Travel Reference
In-Depth Information
“But hasn't everything already been said?” Of course not. Until we hear or see or read
your version of this fierce and joyful world, there is still more to be said. Each of us looks
upon the sunset with a slightly different eye.
All of us long for a rich, participatory life. We all have the same recurrent longing to
break down our defenses, to be able to give and receive our gifts. When we compose a piece
of music or shape a lump of clay into something we find interesting, we finally wriggle out
of the straitjacket and come away shouting, “Yes, yes, yes!”
Alexander Papaderos, who started a monastery and peace center on the island of Crete,
carries a piece of a broken mirror in his wallet. When he was a small boy, he found the broken
mirror next to a motorcycle that someone had wrecked and then abandoned along a road near
his small village. He spent hours trying to put the mirror back together. Unfortunately, some
of the pieces were missing, so he had little choice but to give up—but not before plucking out
the biggest piece, which he rubbed against a rock until it was smooth and round.
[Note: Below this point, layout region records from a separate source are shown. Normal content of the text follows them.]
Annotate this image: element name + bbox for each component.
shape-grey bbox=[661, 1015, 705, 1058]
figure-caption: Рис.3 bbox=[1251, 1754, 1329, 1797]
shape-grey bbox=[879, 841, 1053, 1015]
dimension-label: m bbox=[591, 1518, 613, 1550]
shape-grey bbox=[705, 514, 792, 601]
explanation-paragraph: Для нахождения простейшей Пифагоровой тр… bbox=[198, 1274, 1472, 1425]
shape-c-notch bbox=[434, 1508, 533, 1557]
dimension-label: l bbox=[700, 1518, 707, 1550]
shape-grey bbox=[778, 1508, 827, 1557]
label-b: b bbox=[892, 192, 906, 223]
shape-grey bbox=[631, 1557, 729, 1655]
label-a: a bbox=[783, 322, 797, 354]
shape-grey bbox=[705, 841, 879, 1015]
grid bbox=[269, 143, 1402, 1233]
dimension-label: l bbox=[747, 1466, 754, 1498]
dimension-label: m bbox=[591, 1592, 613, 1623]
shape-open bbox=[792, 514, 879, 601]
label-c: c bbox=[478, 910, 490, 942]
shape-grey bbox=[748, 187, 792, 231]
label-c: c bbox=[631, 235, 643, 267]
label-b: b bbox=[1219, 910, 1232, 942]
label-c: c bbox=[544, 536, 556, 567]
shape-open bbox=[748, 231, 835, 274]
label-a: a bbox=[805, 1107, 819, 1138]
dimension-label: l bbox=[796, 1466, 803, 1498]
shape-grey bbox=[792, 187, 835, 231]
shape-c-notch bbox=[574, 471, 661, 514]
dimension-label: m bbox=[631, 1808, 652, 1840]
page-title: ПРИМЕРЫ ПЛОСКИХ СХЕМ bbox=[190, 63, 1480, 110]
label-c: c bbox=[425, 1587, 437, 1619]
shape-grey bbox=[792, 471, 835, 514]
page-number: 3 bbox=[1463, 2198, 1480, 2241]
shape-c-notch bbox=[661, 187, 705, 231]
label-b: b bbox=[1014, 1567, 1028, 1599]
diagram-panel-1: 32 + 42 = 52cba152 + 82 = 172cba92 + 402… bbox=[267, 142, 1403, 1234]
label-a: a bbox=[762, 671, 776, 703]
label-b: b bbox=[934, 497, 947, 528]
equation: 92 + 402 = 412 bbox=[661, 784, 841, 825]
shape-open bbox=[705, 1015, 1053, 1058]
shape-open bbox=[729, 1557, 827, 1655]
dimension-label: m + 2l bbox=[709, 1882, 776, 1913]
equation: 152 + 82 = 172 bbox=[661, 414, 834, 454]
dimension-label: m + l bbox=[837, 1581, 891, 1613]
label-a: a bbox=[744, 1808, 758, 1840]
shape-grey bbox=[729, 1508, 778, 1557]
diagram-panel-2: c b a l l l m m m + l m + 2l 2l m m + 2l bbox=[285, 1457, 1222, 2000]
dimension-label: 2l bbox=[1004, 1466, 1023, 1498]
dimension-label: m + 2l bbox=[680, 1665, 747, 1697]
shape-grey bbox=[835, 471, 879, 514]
Papaderos
spent much of his childhood playing with that piece of mirror. He discovered that when he
held it just right, he could shine the sun's light into the dark, lighting up unknown cracks and
crevices.
That's what this chapter is all about. Your piece of the mirror is just a fragment. Nobody
knows for sure how big and vast “the whole” really is. But if you take your small piece and
hold it just right, you can shine light into the world's dark places.
The choice is yours. You can use your mirror to shine light. Or you can keep it in your
wallet. But the mirror will never be whole without you.